Investigated suspected memory leak in metabase.util.malli.registry/cache
atom. Initial reports suggested unbounded memory growth during test runs.
The real issue wasn't a memory leak, but fundamentally broken caching for function schemas. With the original schema-cache-key implementation, schemas containing function objects generated unstable cache keys because:
(fn [x] ...)
creates new function objects each time
Function objects have different identity even with identical code
This caused cache misses for functionally identical schemas
Cache Miss Reduction
- Before fix: 100+ cache misses when loading the app for common schemas like keyword?
- After fix: 8-13 total misses (from unavoidable race conditions in parallel tests)
Memory pattern: 2GB → manual GC → 800MB (same on both branches) Conclusion: Normal JVM behavior, not a memory leak Real issue was CPU performance, not memory retention
;; OLD IMPLEMENTATION - BAD (cache grows every time)
[(count @@#'mr/cache)
(mu/defn my-fn :- [:fn (fn [x] (int? x))]
[a :- [:fn (fn [x] (int? x))]
b :- [:fn (fn [x] (int? x))]] 1)
(count @@#'mr/cache)]
;; => [954 1 957] <- grew by 3 entries
;; => [951 1 954] <- grew by 3 entries
;; => [948 1 951] <- grew by 3 entries
[(count @@#'mr/cache)
(do (mu/defn my-fn :- [:fn #_:clj-kondo/ignore (fn [x] (int? x))]
[a :- [:fn #_:clj-kondo/ignore (fn [x] (int? x))]
b :- [:fn #_:clj-kondo/ignore (fn [x] (string? x))]]
1)
(dotimes [_ 100]
(my-fn 1 "")))
(count @@#'mr/cache)]
;; => [1364 nil 1664] <-- each call adds a value !!!!

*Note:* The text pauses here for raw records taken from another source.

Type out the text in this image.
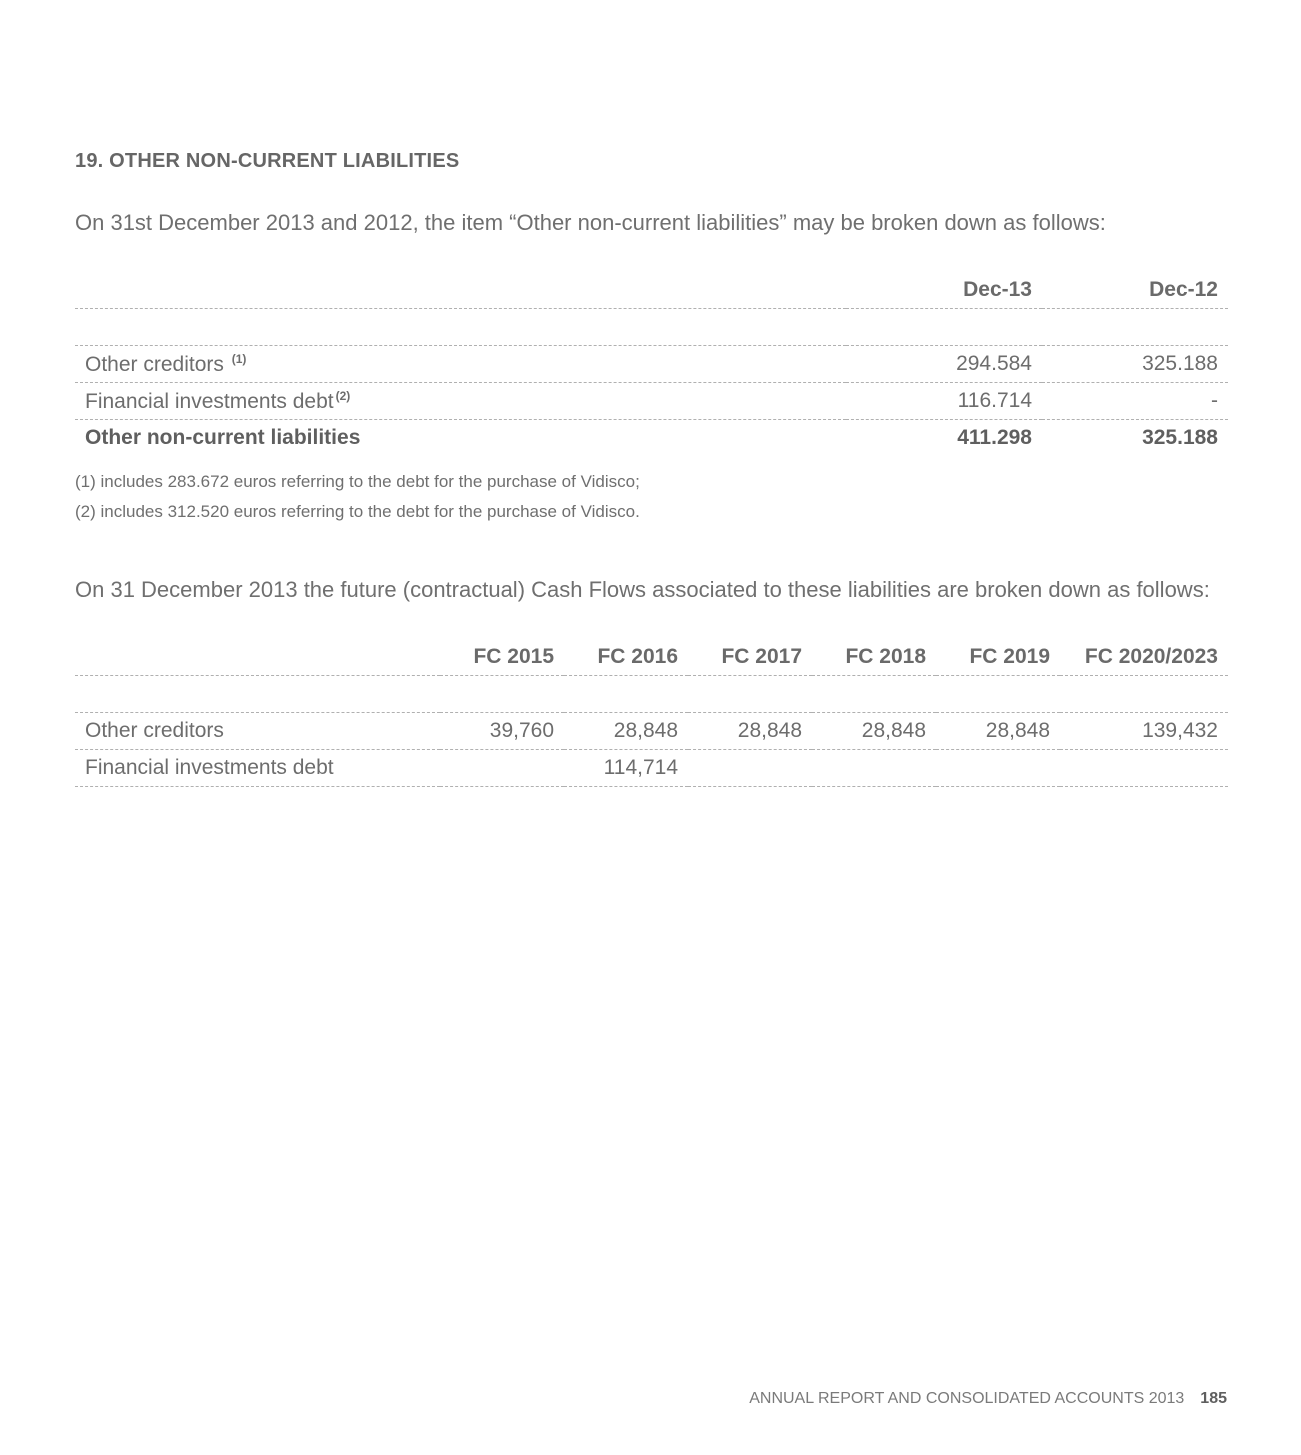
19. OTHER NON-CURRENT LIABILITIES

On 31st December 2013 and 2012, the item “Other non-current liabilities” may be broken down as follows:

	Dec-13	Dec-12

Other creditors $^{(1)}$	294.584	325.188
Financial investments debt $^{(2)}$	116.714	-
Other non-current liabilities	411.298	325.188

(1) includes 283.672 euros referring to the debt for the purchase of Vidisco;

(2) includes 312.520 euros referring to the debt for the purchase of Vidisco.

On 31 December 2013 the future (contractual) Cash Flows associated to these liabilities are broken down as follows:

	FC 2015	FC 2016	FC 2017	FC 2018	FC 2019	FC 2020/2023

Other creditors	39,760	28,848	28,848	28,848	28,848	139,432
Financial investments debt		114,714				
ANNUAL REPORT AND CONSOLIDATED ACCOUNTS 2013 185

;; NEW IMPLEMENTATION - GOOD (stable cache)
[(count @@#'mr/cache)
(mu/defn my-fn :- [:fn (mr/with-key (fn [x] (int? x)))] [...] 1)
(count @@#'mr/cache)]
;; => [388 1 388] <- no growth
;; => [388 1 388] <- no growth
Each mu/defn redefinition created 3 cache entries (return type + 2 parameters).
- Enhanced schema-cache-key Function
Problem: Only handled regex patterns in 1st position, ignored function objects Solution: Added function object serialization using pr-str + postwalk Result: Stable keys for functionally identical schemas
- Cache Validation Utilities
;; Ensures schemas generate stable cache keys
(defmacro stable-key? [schema]
`(= (schema-cache-key ~schema) (schema-cache-key ~schema)))

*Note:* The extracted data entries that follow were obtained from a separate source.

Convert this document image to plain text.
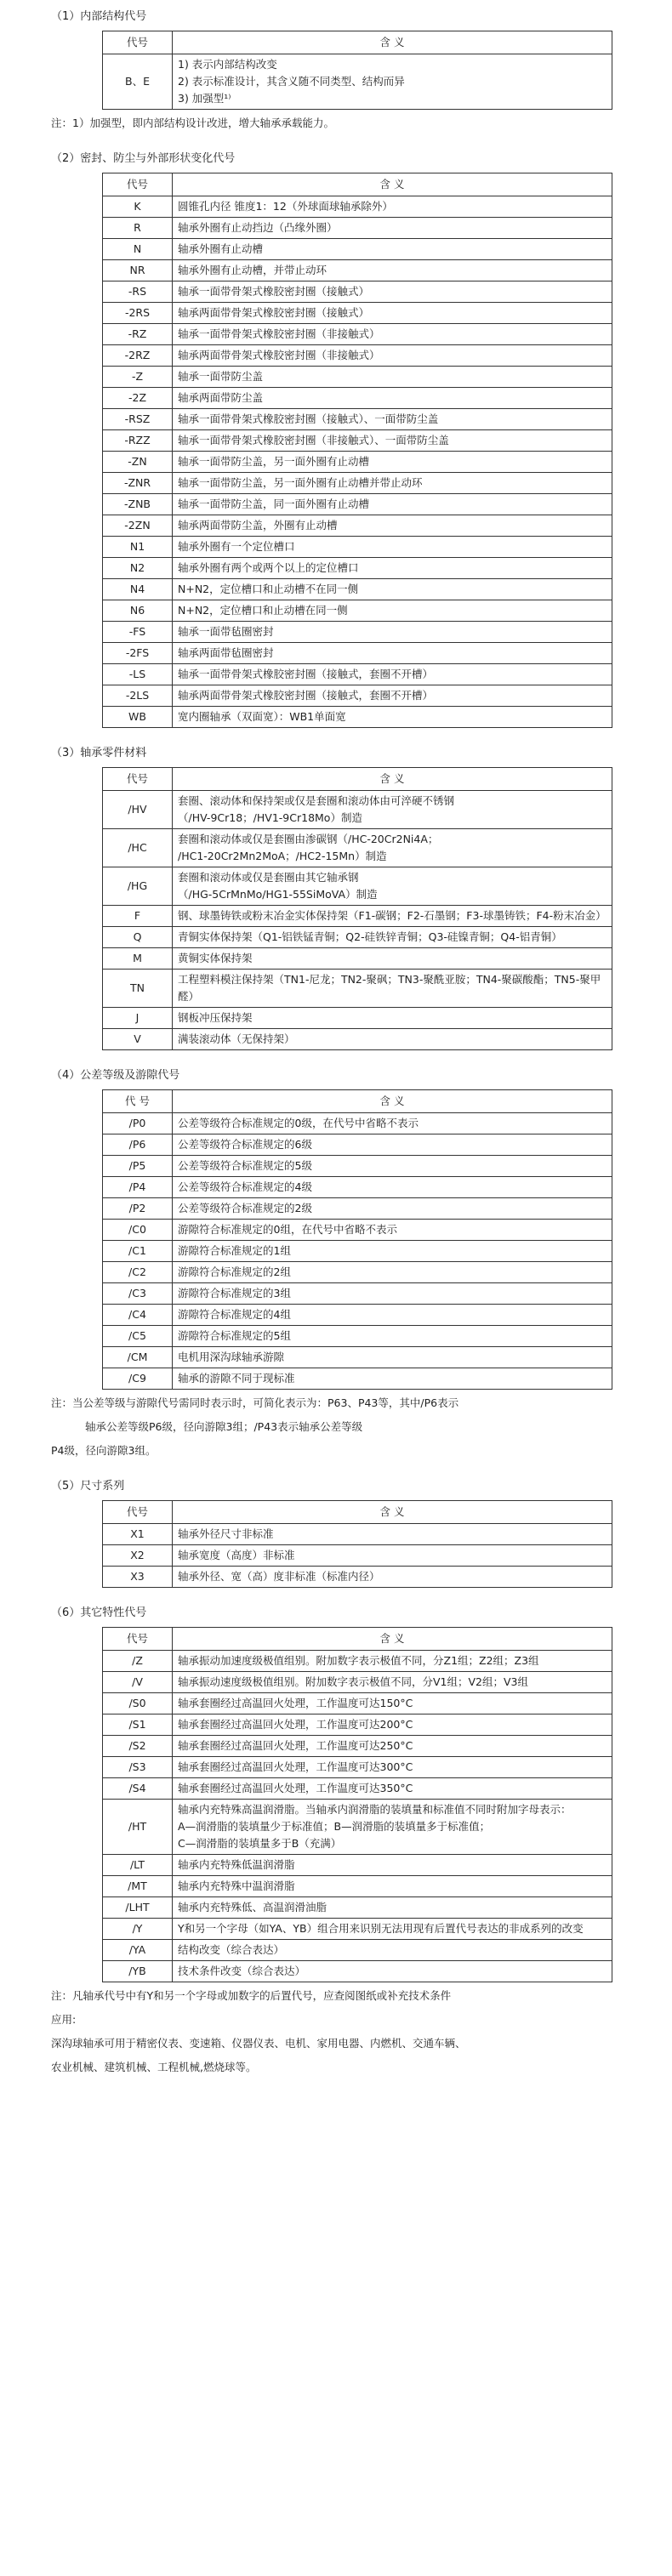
（1）内部结构代号
代号	含 义
B、E	1) 表示内部结构改变
2) 表示标准设计，其含义随不同类型、结构而异
3) 加强型¹⁾
注：1）加强型，即内部结构设计改进，增大轴承承载能力。
（2）密封、防尘与外部形状变化代号
代号	含 义
K	圆锥孔内径 锥度1：12（外球面球轴承除外）
R	轴承外圈有止动挡边（凸缘外圈）
N	轴承外圈有止动槽
NR	轴承外圈有止动槽，并带止动环
-RS	轴承一面带骨架式橡胶密封圈（接触式）
-2RS	轴承两面带骨架式橡胶密封圈（接触式）
-RZ	轴承一面带骨架式橡胶密封圈（非接触式）
-2RZ	轴承两面带骨架式橡胶密封圈（非接触式）
-Z	轴承一面带防尘盖
-2Z	轴承两面带防尘盖
-RSZ	轴承一面带骨架式橡胶密封圈（接触式）、一面带防尘盖
-RZZ	轴承一面带骨架式橡胶密封圈（非接触式）、一面带防尘盖
-ZN	轴承一面带防尘盖，另一面外圈有止动槽
-ZNR	轴承一面带防尘盖，另一面外圈有止动槽并带止动环
-ZNB	轴承一面带防尘盖，同一面外圈有止动槽
-2ZN	轴承两面带防尘盖，外圈有止动槽
N1	轴承外圈有一个定位槽口
N2	轴承外圈有两个或两个以上的定位槽口
N4	N+N2，定位槽口和止动槽不在同一侧
N6	N+N2，定位槽口和止动槽在同一侧
-FS	轴承一面带毡圈密封
-2FS	轴承两面带毡圈密封
-LS	轴承一面带骨架式橡胶密封圈（接触式，套圈不开槽）
-2LS	轴承两面带骨架式橡胶密封圈（接触式，套圈不开槽）
WB	宽内圈轴承（双面宽）：WB1单面宽
（3）轴承零件材料
代号	含 义
/HV	套圈、滚动体和保持架或仅是套圈和滚动体由可淬硬不锈钢
（/HV-9Cr18；/HV1-9Cr18Mo）制造
/HC	套圈和滚动体或仅是套圈由渗碳钢（/HC-20Cr2Ni4A；
/HC1-20Cr2Mn2MoA；/HC2-15Mn）制造
/HG	套圈和滚动体或仅是套圈由其它轴承钢
（/HG-5CrMnMo/HG1-55SiMoVA）制造
F	钢、球墨铸铁或粉末冶金实体保持架（F1-碳钢；F2-石墨钢；F3-球墨铸铁；F4-粉末冶金）
Q	青铜实体保持架（Q1-铝铁锰青铜；Q2-硅铁锌青铜；Q3-硅镍青铜；Q4-铝青铜）
M	黄铜实体保持架
TN	工程塑料模注保持架（TN1-尼龙；TN2-聚砜；TN3-聚酰亚胺；TN4-聚碳酸酯；TN5-聚甲醛）
J	钢板冲压保持架
V	满装滚动体（无保持架）
（4）公差等级及游隙代号
代 号	含 义
/P0	公差等级符合标准规定的0级，在代号中省略不表示
/P6	公差等级符合标准规定的6级
/P5	公差等级符合标准规定的5级
/P4	公差等级符合标准规定的4级
/P2	公差等级符合标准规定的2级
/C0	游隙符合标准规定的0组，在代号中省略不表示
/C1	游隙符合标准规定的1组
/C2	游隙符合标准规定的2组
/C3	游隙符合标准规定的3组
/C4	游隙符合标准规定的4组
/C5	游隙符合标准规定的5组
/CM	电机用深沟球轴承游隙
/C9	轴承的游隙不同于现标准
注：当公差等级与游隙代号需同时表示时，可简化表示为：P63、P43等，其中/P6表示
轴承公差等级P6级，径向游隙3组；/P43表示轴承公差等级
P4级，径向游隙3组。
（5）尺寸系列
代号	含 义
X1	轴承外径尺寸非标准
X2	轴承宽度（高度）非标准
X3	轴承外径、宽（高）度非标准（标准内径）
（6）其它特性代号
代号	含 义
/Z	轴承振动加速度级极值组别。附加数字表示极值不同，分Z1组；Z2组；Z3组
/V	轴承振动速度级极值组别。附加数字表示极值不同，分V1组；V2组；V3组
/S0	轴承套圈经过高温回火处理，工作温度可达150°C
/S1	轴承套圈经过高温回火处理，工作温度可达200°C
/S2	轴承套圈经过高温回火处理，工作温度可达250°C
/S3	轴承套圈经过高温回火处理，工作温度可达300°C
/S4	轴承套圈经过高温回火处理，工作温度可达350°C
/HT	轴承内充特殊高温润滑脂。当轴承内润滑脂的装填量和标准值不同时附加字母表示：
A—润滑脂的装填量少于标准值；B—润滑脂的装填量多于标准值；
C—润滑脂的装填量多于B（充满）
/LT	轴承内充特殊低温润滑脂
/MT	轴承内充特殊中温润滑脂
/LHT	轴承内充特殊低、高温润滑油脂
/Y	Y和另一个字母（如YA、YB）组合用来识别无法用现有后置代号表达的非成系列的改变
/YA	结构改变（综合表达）
/YB	技术条件改变（综合表达）
注：凡轴承代号中有Y和另一个字母或加数字的后置代号，应查阅图纸或补充技术条件
应用:
深沟球轴承可用于精密仪表、变速箱、仪器仪表、电机、家用电器、内燃机、交通车辆、
农业机械、建筑机械、工程机械,燃烧球等。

;; Provides explicit cache keys for problematic schemas
(defmacro with-key [body]
`(with-meta ~body {::key ~(pr-str body)}))
- Compile-time Schema Validation
Added checks in mr/def to reject unstable schemas Evaluates schema twice, throws if cache keys differ Forces developers to use cacheable patterns
- Cache Structure Optimization
Before: {cache-type {schema-key value}}
After: {[cache-type schema-key] value}
Easier to analyze, count, and migrate to real cache libraries
Function schemas never cached properly Every validation recompiled from scratch Constant cache pollution during development Slow REPL experience
Function schemas cached correctly Validations reuse compiled schemas Stable cache during development Significantly faster validation performance
✅ mr/def schemas with functions ✅ Direct mr/explain and mr/validate calls ✅ App startup schema compilation ✅ mu/defn input/output validation (TODO)
- Is it worth imposing
mr/with-key
on devs?
- Makes it more annoying to write some schemas
- for
mr/def
I already rewrote them because it was easy enough -- tho it wasn't the root issue. - Let's say we take it, where should these guidelines for how to write a cachable schema go?

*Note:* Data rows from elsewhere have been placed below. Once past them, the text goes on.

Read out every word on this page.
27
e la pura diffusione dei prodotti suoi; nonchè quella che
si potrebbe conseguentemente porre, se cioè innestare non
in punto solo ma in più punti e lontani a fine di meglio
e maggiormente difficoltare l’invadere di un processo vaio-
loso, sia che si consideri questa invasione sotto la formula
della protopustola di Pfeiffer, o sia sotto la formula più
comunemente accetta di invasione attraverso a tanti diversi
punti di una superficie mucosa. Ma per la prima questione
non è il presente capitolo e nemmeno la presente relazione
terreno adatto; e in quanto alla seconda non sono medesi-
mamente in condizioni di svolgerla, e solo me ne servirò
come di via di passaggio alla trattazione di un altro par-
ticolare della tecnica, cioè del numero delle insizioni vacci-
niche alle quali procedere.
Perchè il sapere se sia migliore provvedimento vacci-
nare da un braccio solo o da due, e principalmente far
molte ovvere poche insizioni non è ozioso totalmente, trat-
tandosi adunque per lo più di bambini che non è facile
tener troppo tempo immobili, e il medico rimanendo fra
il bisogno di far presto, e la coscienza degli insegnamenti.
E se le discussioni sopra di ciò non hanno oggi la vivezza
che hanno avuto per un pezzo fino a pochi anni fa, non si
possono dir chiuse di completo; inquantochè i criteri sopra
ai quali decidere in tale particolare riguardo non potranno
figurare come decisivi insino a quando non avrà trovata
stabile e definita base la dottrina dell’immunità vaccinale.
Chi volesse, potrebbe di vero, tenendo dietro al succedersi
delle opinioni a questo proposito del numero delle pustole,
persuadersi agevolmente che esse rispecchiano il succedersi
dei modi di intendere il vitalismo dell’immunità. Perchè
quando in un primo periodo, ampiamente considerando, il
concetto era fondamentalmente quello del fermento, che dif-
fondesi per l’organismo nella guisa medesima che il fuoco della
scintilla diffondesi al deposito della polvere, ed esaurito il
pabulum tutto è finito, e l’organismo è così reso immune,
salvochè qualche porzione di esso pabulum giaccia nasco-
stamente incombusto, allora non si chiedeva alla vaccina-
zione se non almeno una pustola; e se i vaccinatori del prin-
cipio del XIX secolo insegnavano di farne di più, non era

- Related, how should I fix
mu/fn
schema handling:
- Either add the
mr/stable-key?
check, or try auto-wrapping them- autowrapping can cause cache issues if you pass in like
:- my-fn
then redef it. - I am leaning toward adding the check for
mu/defn
too.
- autowrapping can cause cache issues if you pass in like
defendpoint
(similar pattern to mu/defn)- Do you have an idea for good tests to make sure this never breaks again?
- Ship the current fixes - proven performance improvements with no downsides
- Apply similar fixes to mu/defn + defendpoint - likely has same cache pollution issues
- Add more cache tests - instrumentation to catch future regressions
- Use a real cache library: Current flat map could be replaced with TTL/LRU cache
- benchmarking / could be a testd: Establish baselines for cache hit rates
What appeared to be a memory leak was actually a fundamental caching performance issue. The fixes provide significant CPU performance improvements while maintaining the same memory footprint. The investigation revealed that malli's caching was effectively broken for function schemas, which are pervasive in our codebase.